In der Nacht sind Schüsse und ein paar Explosionen in der Ferne zu hören. Da die Schwestern friedlich weiterschlafen und sich auch sonst keiner in der Nachbarschaft rührt, scheint es sich um keinen gravierenden Zwischenfall zu handeln. Ich versuche zu schlafen. Um sechs geht mein Bus nach Damaskus. Dachte ich. Fälschlicherweise. Die Abfahrt war um Viertel vor sechs, wie Schwester Lina und ich fünf vor sechs feststellen. Zum Glück verspricht der Fahrer, in Homs auf mich zu warten, und das Taxi von Zaidal nach Homs ist schnell.
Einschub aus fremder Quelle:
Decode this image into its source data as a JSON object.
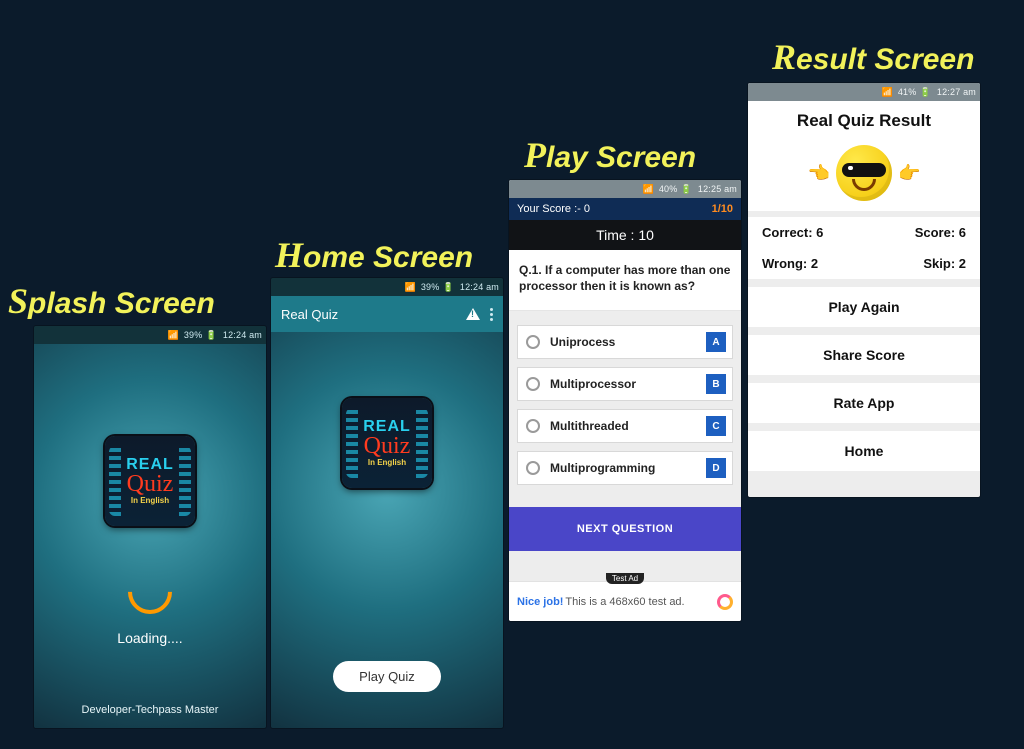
{
  "titles": {
    "splash": "Splash Screen",
    "home": "Home Screen",
    "play": "Play Screen",
    "result": "Result Screen"
  },
  "logo": {
    "line1": "REAL",
    "line2": "Quiz",
    "line3": "In\nEnglish"
  },
  "splash": {
    "status": {
      "battery": "39%",
      "time": "12:24 am"
    },
    "loading": "Loading....",
    "developer": "Developer-Techpass Master"
  },
  "home": {
    "status": {
      "battery": "39%",
      "time": "12:24 am"
    },
    "appTitle": "Real Quiz",
    "playButton": "Play Quiz"
  },
  "play": {
    "status": {
      "battery": "40%",
      "time": "12:25 am"
    },
    "scoreLabel": "Your Score :- 0",
    "progress": "1/10",
    "time": "Time : 10",
    "question": "Q.1. If a computer has more than one processor then it is known as?",
    "options": [
      {
        "label": "Uniprocess",
        "badge": "A"
      },
      {
        "label": "Multiprocessor",
        "badge": "B"
      },
      {
        "label": "Multithreaded",
        "badge": "C"
      },
      {
        "label": "Multiprogramming",
        "badge": "D"
      }
    ],
    "next": "NEXT QUESTION",
    "ad": {
      "tag": "Test Ad",
      "nice": "Nice job!",
      "text": "This is a 468x60 test ad."
    }
  },
  "result": {
    "status": {
      "battery": "41%",
      "time": "12:27 am"
    },
    "title": "Real Quiz Result",
    "correct": "Correct: 6",
    "score": "Score: 6",
    "wrong": "Wrong: 2",
    "skip": "Skip: 2",
    "buttons": [
      "Play Again",
      "Share Score",
      "Rate App",
      "Home"
    ]
  }
}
Nach einer unruhigen Nacht scheint mir der Blick des Soldaten, der am Ortseingang meinen Pass fordert, umso finsterer, und die Rangelei am Strassenrand, deren Zeuge wir werden, trägt nicht zur Entspannung bei. Immerhin, der Fahrer hat sein Versprechen gehalten. Unter dem leicht genervten Blick der anderen Reisenden klettere ich in den vollen Bus, in der inständigen Hoffnung, dass ich als Ausländerin an den zu erwartenden unzähligen Kontrollen kein erneutet Verzögerungsgrund für den ganzen Bus sein möge. Fairuz singt aus dem Radio. Vertraute Klänge, die mich entspannen lassen. An die 180km/h von Michels Golf kommt der Bus nicht ran, was mir nicht unrecht ist. Die Kontrollen in Richtung Damaskus sind dafür deutlich weniger, so dass der Bus unterm Strich durchaus mithalten kann. Im Umgang mit den Soldaten scheint jeder so seine eigene Art zu haben - der Fahrer von heute hat eine grosse Kanne Kaffee dabei, die er grosszügig verteilt.
Am Bab Touma, dem Eingang zum christlichen Altstadtviertel Damaskus' steige ich aus und tauche in eine andere Welt. Immer noch ist das Militär präsent, dazwischen aber herrscht, von aussen betrachtet, dasselbe wuselige Treiben wie bei meinem letzten Besuch vor 8 Jahren. Ich liefere einen Brief aus Beirut bei den Franziskanern ab und beziehe mein Quartier unweit der Altstadt.
Dann mache mich mit Schwester Yola zurück auf den Weg nach Bab Touma. Fadia, Medienstudentin aus Damaskus und Freundin eines Freundes, hat sich angeboten, mich durch die Stadt zu führen. "Ich will dir mein Damaskus zeigen", sagt sie, "mein Damakus, das man riechen, schmecken, hören und fühlen muss!" Stolz und Trauer liegen in ihrer Stimme. "Ich liebe mein Damaskus, und deshalb tut es so weh" - den Satz wird Fadia heute noch manches Mal wiederholen.
Fadias Damaskus, das ist das süsse Brot der Orthodoxen, die geeiste Zitronenlimonade aus dem alteingesessenen Laden, vor dem die Leute ebenso Schlange stehen wie vor dem Bäcker mit den besten Käse- und Schokoladencroissants. Es ist der Klangteppich im überdeckten Souk und der abendliche Wind in den Blättern. Das wirtschaftliche Zentrum und das schier endlose Sammelsurium von Antikem und Kuriosem im Ghazi-Palast, die kaum zwei Schultern breiten Seitengassen, in die sich verliebte Pärchen gern zurückziehen. Der Duft von frischem Kaffee und der Ladenbesitzer, der seine letzten Fremdsprachenkenntnisse hervorkramt, um mich in seinem Land willkommen zu heissen. Fairuz aus dem Radio der gut besuchten Shisha-Bar.
Mit jedem Schritt wird Fadias liebevoller und kritisch-optimistischer Blick auf ihre Stadt Teil "meines" Damaskus. Wo immer uns Menschen ansprechen, ist Fadia ganz Ohr, fast so, als sammle sie die Geschichten, die die Stadt ihr erzählt.
Mit der wohl traurigsten von ihnen beschliessen wir den Tag: Besuch in der Familie von Reem, die bei Verteidigungskämpfen vor Damaskus an einem Tag den Mann und den Schwager verloren hat. Die jüngste Tochter Reems ist zwei Wochen später geboren. Ihr Name ist Sham, der Name, den die Bewohner Damaskus gegeben haben.
Zurück im Konvent, sinke ich in den Sessel an der Rezeption und kann die Tränen nicht zurückhalten. "Wie oft kann ein Mensch für sein Vaterland sterben", hat Fadia gesagt. Und: "Ich bin in den letzten fünf Jahren oft gestorben."